On a les soldes ou alors on a besoin d'une chemise ou d'un truc bien et joli et on se fait plaisir. On a des offres culturelles. Il y a La La Land ou une soirée  au Kafka. Ou il y a Netflix. Ou Rtl. Ou la Rtbf. Le foot, le fun, un débat, Hanouna, le télé-achat.

Il y a le delhaize, carrefour, la migros ou aldi et lidl. De la viande, des légumes pour tous. Des produits ménagers, des sucrés, des fruits.

Il y a tout pour (à peu près) tous.

Le mot "capitalisme" est bof. L'expression "lutte des classe" est ricanée, obsolète ou "what?".
"Anarchisme" c'est "ah ouais, le bordel quoi". "Marxisme" c'est "Putain, Staline, quel fils de pute" ou ricanement ou "What?".

Prolétariat ne signifie plus rien. Et heureusement. Il n'existe plus.

Tu vois un ouvrier quelque part en Europe?

Nous sommes tellement séparés, de nos émissions télés (pour ceux et celles qui regardent encore la télé ) à nos supermarchés, nos bars à nos cafés, de nos pakis à nos nightshops, nos collocations à nos appartements,
tu sais
cette séparation qui a eu lieu dans les usines quand on a séparé les activités manuelles, dans les usines et les entreprises quand on a séparé les ingénieurs, les managers, les activités, quand on les a spécialisées, quand on a séparé les villes entre centre et banlieue,

puis les centres entre locataires, propriétaires et magasins et/où service,

les banlieues entre barre d'immeuble et résidences,
séparé dans l'entreprise entre les différents étages et séparé dans ta vie entre paliers et rues.

La séparation est un travail de longue haleine d'une classe particulière mais je ne vais pas vous emmerder avec du marxisme chiant.

Juste que cette classe a gagné et gagne et continue à vouloir gagner.


Internet. Télétravail. Robotisation. Robots.


C'est l'actuel et la suite.



Il se trouve que le massacre (oups... C'est violent... La destruction, disons... ) du prolétariat, a créé une nouvelle classe.

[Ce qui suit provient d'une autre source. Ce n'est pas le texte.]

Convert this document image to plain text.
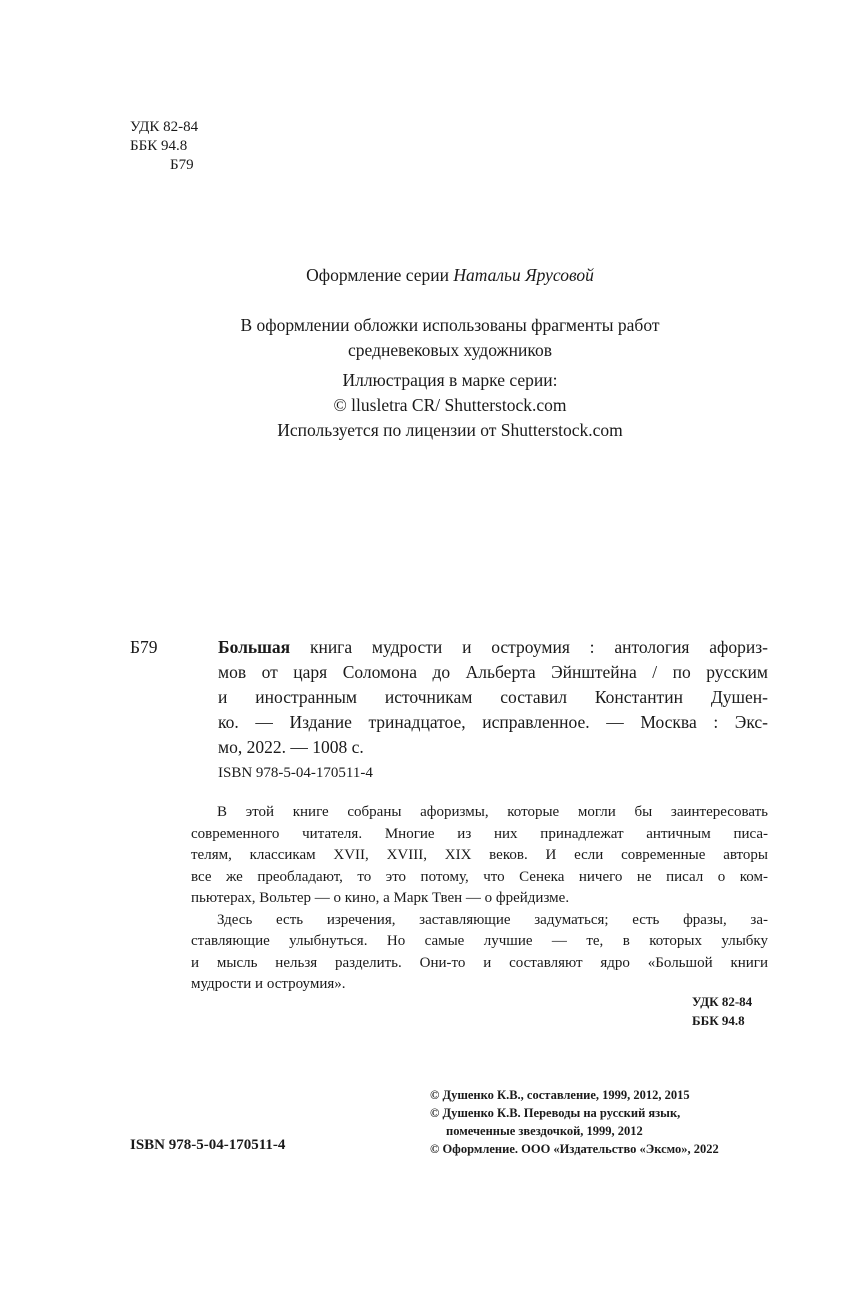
УДК 82-84
ББК 94.8
Б79
Оформление серии Натальи Ярусовой
В оформлении обложки использованы фрагменты работ
средневековых художников
Иллюстрация в марке серии:
© llusletra CR/ Shutterstock.com
Используется по лицензии от Shutterstock.com
Б79	Большая книга мудрости и остроумия : антология афориз-
мов от царя Соломона до Альберта Эйнштейна / по русским
и иностранным источникам составил Константин Душен-
ко. — Издание тринадцатое, исправленное. — Москва : Экс-
мо, 2022. — 1008 с.
ISBN 978-5-04-170511-4
В этой книге собраны афоризмы, которые могли бы заинтересовать
современного читателя. Многие из них принадлежат античным писа-
телям, классикам XVII, XVIII, XIX веков. И если современные авторы
все же преобладают, то это потому, что Сенека ничего не писал о ком-
пьютерах, Вольтер — о кино, а Марк Твен — о фрейдизме.
Здесь есть изречения, заставляющие задуматься; есть фразы, за-
ставляющие улыбнуться. Но самые лучшие — те, в которых улыбку
и мысль нельзя разделить. Они-то и составляют ядро «Большой книги
мудрости и остроумия».
УДК 82-84
ББК 94.8
© Душенко К.В., составление, 1999, 2012, 2015
© Душенко К.В. Переводы на русский язык,
помеченные звездочкой, 1999, 2012
© Оформление. ООО «Издательство «Эксмо», 2022
ISBN 978-5-04-170511-4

Qui n'a pas conscience d'être une classe. Et qui ne peut l'avoir. Et qui ne l'aura probablement pas.


Elle se compose ainsi :

Chômeur, chômeuse, travailleurs pauvres, stagiaires, contrats externes (chez BNP par exemple, on n'engage plus CDI, on externalise, c'est-à-dire que l'on t'offre un contrat de 6 mois renouvelable parfois sur 8 ans ou plus, imagine ce que cela représente) et autres types de contrats précaires, CDD, uberisé(e)s (Deliveroo, Uber x, ...),

classe à laquelle je tiens à rajouter les SDF et les réfugié(es).

Aucun parti, aucun syndicat, pas de intersquat, aucune obédience pseudo-révolutionnaire, n'en a conscience.


La violence est totale.

La réaction?


Cette nouvelle classe est majoritaire en occident.


Elle vote n'importe quoi, n'importe où et de plus en plus, fasciste.


On meurt ou on brûle?







Lotta continua!
















3.08.2017

On est visiblement mieux seul qu'accompagné






Il y a Souchon, ça fait longtemps, il parlait d'une "Trop moderne solitude". C'est super année 10-20-30-40-50-60-70-80-90-00-10 comme sujet.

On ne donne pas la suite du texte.